In the last couple of weeks I’ve had cause to think about blogging – again.
The paper that Inger Mewburn and I have recently published on ‘Why academics blog’ hasn’t quite gone viral, but it has generated a lot more interest and coverage than I think either of us imagined it would. I’d say more about that, but we’re writing a post about it for someone else – and that says it all really!
I’ve also recently given two talks about using social media for research and listened to a presentation from someone else on the same topic, and each time there’s been a question by a doctoral researcher about the risks of putting your stuff out there. Those asking the questions were worried about going public with something that might get them in trouble, or that might be used wrongly, or that might be stolen.
And just this week Lucy Williams, a PhD researcher, published a post on the Guardian Higher Education blog about plagiarism. A piece that she’d written on her own blog had been stolen and republished by more than one person, under their own byline, in more than one other online publication. Shocking behaviour, entirely unprincipled and it is everyone’s worst nightmare come true. As a consequence she’d largely discontinued her blog.
These various events have made me think about the fact that you both can and can’t control what happens to the posts that you write. The bottom line is simply that your stuff can’t be ripped off, and you can’t get in trouble, if you don’t make it public. But you want to blog because you don’t want to keep all of your work all to yourself. The crucial question therefore for all bloggers to answer is what rules you set for yourself about what you make public and what you don’t. So –
What don’t you care about being stolen, and what do you?
What kind of material could get you in trouble and with whom?
What might you feel embarrassed about putting up when you look back on it later?
I have some boundaries around what I publish, some self-imposed rules that I generally use. The blogging paper with Inger is a good example of how these rules work. We both blogged about the process of writing the paper, and revealed some of our literature work and the analytic approach we took. Inger discussed the difficulties of developing a sample, and I talked a bit about how blogging appeared in my scoping of books and journals. But we didn’t post our research results. We DID present these at a conference and we DID make the conference slides available on slide share. However, the full paper wasn’t available until it was actually published in the journal.
So one principle is Don’t put anything up that you don’t want to be misused – and the other is Hold something back.
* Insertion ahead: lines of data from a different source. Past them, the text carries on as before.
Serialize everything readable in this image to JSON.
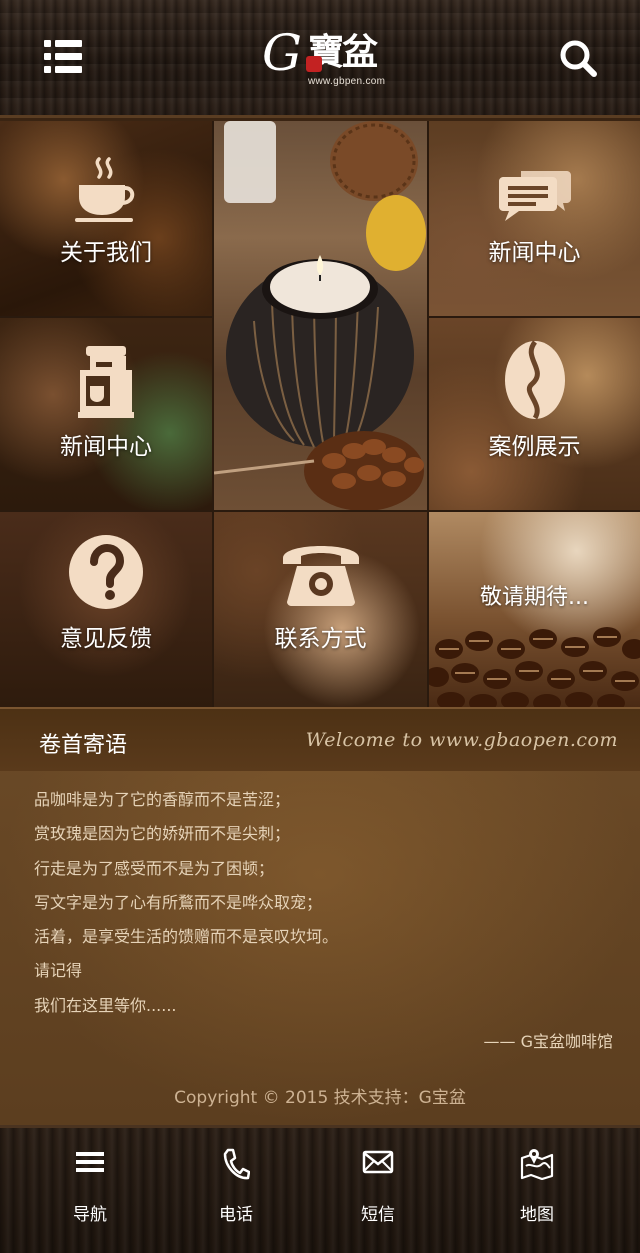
{
  "header": {
    "logo_mark": "G",
    "logo_chars": "寶盆",
    "logo_url": "www.gbpen.com",
    "menu_icon": "list-menu-icon",
    "search_icon": "search-icon"
  },
  "tiles": [
    {
      "label": "关于我们",
      "icon": "coffee-cup-icon"
    },
    {
      "label": "",
      "icon": "candle-image"
    },
    {
      "label": "新闻中心",
      "icon": "message-icon"
    },
    {
      "label": "新闻中心",
      "icon": "coffee-machine-icon"
    },
    {
      "label": "案例展示",
      "icon": "coffee-bean-icon"
    },
    {
      "label": "意见反馈",
      "icon": "question-icon"
    },
    {
      "label": "联系方式",
      "icon": "telephone-icon"
    },
    {
      "label": "敬请期待...",
      "icon": "coffee-beans-image"
    }
  ],
  "intro": {
    "title": "卷首寄语",
    "welcome": "Welcome to www.gbaopen.com",
    "lines": [
      "品咖啡是为了它的香醇而不是苦涩；",
      "赏玫瑰是因为它的娇妍而不是尖刺；",
      "行走是为了感受而不是为了困顿；",
      "写文字是为了心有所鶩而不是哗众取宠；",
      "活着，是享受生活的馈赠而不是哀叹坎坷。",
      "请记得",
      "我们在这里等你......"
    ],
    "signature": "——  G宝盆咖啡馆",
    "copyright": "Copyright  © 2015 技术支持：G宝盆"
  },
  "footer": {
    "items": [
      {
        "label": "导航",
        "icon": "menu-icon"
      },
      {
        "label": "电话",
        "icon": "phone-icon"
      },
      {
        "label": "短信",
        "icon": "envelope-icon"
      },
      {
        "label": "地图",
        "icon": "map-icon"
      }
    ]
  },
  "colors": {
    "accent": "#f3dcc4",
    "text_light": "#e6d3b8",
    "wood_dark": "#221811"
  }
}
I apply these principles to all my posts about academic writing. I’m happy to put quite a lot of stuff out on the blog and make it free. I’m often asked “What’s in it for you?” in making stuff freely available, and my answer is that I’d rather the material was used by as many people as possible, than not used at all. However, I do always hold a few things close to my chest – these are things reserved for the new books. After a book is published, just as with our blogging paper, the stuff is OK to put out there in the wide world with my name on it.
I know that a lot of people use the things on this blog, and I know that a few probably end up using the ideas without attribution. I suspect that a few unprincipled people may well have claimed some bits as their own. However the books that go with this material – and they were published first – are fairly well known, and there are lots of people besides me who will see plagiarism and know where the stuff actually comes from. These people may well tell me if there’s outrageous abuse going on. But I’m not in the same situation as a PhD researcher whose work isn’t already out there. I’ve got the books and papers.
A lot of PhD researchers who blog do think hard about these things. I’m sure this is why there are a lot of individual blogs about the PhD as journey and about the literature and the methods. These are safer topics than the substantive content of the PhD research, the actual contribution to knowledge. But there are PhD researchers who write regular posts on work in progress on newspaper style blogs – and perhaps this is a more sensible option than a lone blog , as newspaper style publications may well carry more institutional and/or editorial clout, and be more prepared to ensure comeback on wrong doers.
My advice to PhD researchers who want to blog about their research is to think really long and hard about what you want to put out there before you have a chance to publish it in a journal or a book… think hard about what it’s less risky to write about… think hard about what you are happy to lose control of. Learn from Lucy’s unhappy experience, and perhaps also from my precautionary decisions too.